Italy has unveiled an exhibition showcasing a few of the most interesting surviving examples of Etruscan portray, marking the primary public show of the works for the reason that state acquired them from non-public house owners final month for €15m. The acquisition is a part of a broader drive to carry important cultural heritage into public possession.
The exhibition, Tomba François, which opened at Rome’s Nationwide Etruscan Museum on Wednesday, centres on 37 fresco panels from the 4th century BC that when adorned the inside of the François Tomb, found in 1857 on the Etruscan metropolis of Vulci, in present-day Lazio, by the French archaeologist Alessandro François.

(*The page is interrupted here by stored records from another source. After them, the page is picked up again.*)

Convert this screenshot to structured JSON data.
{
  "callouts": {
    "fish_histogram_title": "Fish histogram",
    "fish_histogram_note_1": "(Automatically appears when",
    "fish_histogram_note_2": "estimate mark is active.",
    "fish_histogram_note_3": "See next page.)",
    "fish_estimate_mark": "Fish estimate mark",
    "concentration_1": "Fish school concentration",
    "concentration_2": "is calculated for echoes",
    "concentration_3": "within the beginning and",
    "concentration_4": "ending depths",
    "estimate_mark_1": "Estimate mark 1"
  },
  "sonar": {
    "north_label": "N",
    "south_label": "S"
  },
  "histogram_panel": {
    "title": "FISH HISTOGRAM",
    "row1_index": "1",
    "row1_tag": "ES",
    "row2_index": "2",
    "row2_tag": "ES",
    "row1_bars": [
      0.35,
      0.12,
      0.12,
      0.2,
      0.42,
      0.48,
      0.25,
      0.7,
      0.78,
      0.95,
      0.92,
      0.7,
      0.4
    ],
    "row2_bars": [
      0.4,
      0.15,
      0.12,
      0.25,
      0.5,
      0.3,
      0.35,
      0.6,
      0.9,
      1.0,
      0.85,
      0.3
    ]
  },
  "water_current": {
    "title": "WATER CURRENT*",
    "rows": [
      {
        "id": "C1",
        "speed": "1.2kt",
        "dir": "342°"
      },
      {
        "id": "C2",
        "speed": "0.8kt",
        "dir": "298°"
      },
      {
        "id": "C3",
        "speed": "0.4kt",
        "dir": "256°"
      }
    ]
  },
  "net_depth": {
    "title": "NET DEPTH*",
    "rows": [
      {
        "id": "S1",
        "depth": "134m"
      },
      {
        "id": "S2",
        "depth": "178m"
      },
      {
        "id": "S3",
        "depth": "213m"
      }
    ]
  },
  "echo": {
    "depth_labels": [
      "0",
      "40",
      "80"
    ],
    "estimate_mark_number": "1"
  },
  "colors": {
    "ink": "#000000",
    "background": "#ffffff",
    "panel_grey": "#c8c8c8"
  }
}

Weaving collectively Greek mythology and Etruscan legend and historical past, the frescoes depict the liberation of the Etruscan noble Caelius Vibenna from his captors, and the sacrifice of 12 Trojan prisoners by the Greek hero Achilles on the funeral pyre of his companion Patroclus. One particularly vivid animal frieze options griffins, lions, panthers, deer and wild boars.
These fourth century frescoes are “essentially the most full and sophisticated cycle of Etruscan wall work obtainable to us at present”
Ministero della Cultura
“That is essentially the most full and sophisticated cycle of Etruscan wall work obtainable to us at present,” Massimo Osanna, the director-general of the tradition ministry’s museums division, informed The Artwork Newspaper. “It’s not merely a fraction however a complete cycle, extraordinary for its uniqueness and completeness.”
Osanna, an archaeologist who directed Pompeii Archaeological Park from 2014 to 2020, mentioned the frescoes’ iconography and inscriptions present uncommon proof about identifiable figures in Etruscan historical past whereas shedding gentle on the civilisation’s relationship with early Rome and the way Etruscans constructed their identification by means of the prism of Greek mythology.
Italy introduced the acquisition in Could after reaching an settlement with members of the Torlonia, Sforza Cesarini and Gaetani households, ending a century-long effort to carry the frescoes into public possession. The state first tried to accumulate them in 1921.

Alessandro Giuli and Massimo Ossana from the Italian tradition ministry
Ministero della Cultura
The acquisition was the third main acquisition introduced by the tradition ministry in two months, following the €30m buy of Caravaggio’s portrait of the longer term Pope City VIII and the acquisition of Antonello da Messina’s Ecce Homo for $14.9m at an public sale in New York.
Osanna mentioned the acquisitions mirrored a deliberate coverage pursued by the tradition minister, Alessandro Giuli, to “carry Italian heritage again inside the state”, partly to make sure essential works don’t depart the nation. Negotiations over the François Tomb started earlier than Giuli took workplace in 2024 however accelerated after funds turned obtainable. Reaching an settlement proved advanced as a result of possession was divided amongst 21 heirs throughout the three households.
He added {that a} five-member scientific committee appointed by the ministry final November had performed a decisive position in recommending the acquisitions of the Caravaggio and Antonello works.

The exhibition consists of the frescoes in addition to different artefacts from the tomb
Photograph: A. Sbaffi and E. A. Minerva; Courtesy Ministero della Cultura
In an announcement issued on the eve of the exhibition’s opening, Giuli described the acquisition as a “historic milestone”, saying: “The François Tomb preserves a basic a part of our historical past.”
Carlo Orsi, a Milan-based artwork supplier who has brokered earlier gross sales between non-public collectors and the Italian state, described the latest acquisitions as “sensational”.
“These are extraordinarily massive sums of cash for Italy,” Orsi informed The Artwork Newspaper. “I feel it is rather optimistic that [the ministry is] proactively buying such extraordinary works.”
The exhibition additionally options artefacts and paperwork loaned by museums together with the Louvre, the British Museum and Vatican Museums. It runs till 31 December, after which the frescoes will enter the Nationwide Etruscan Museum’s everlasting assortment.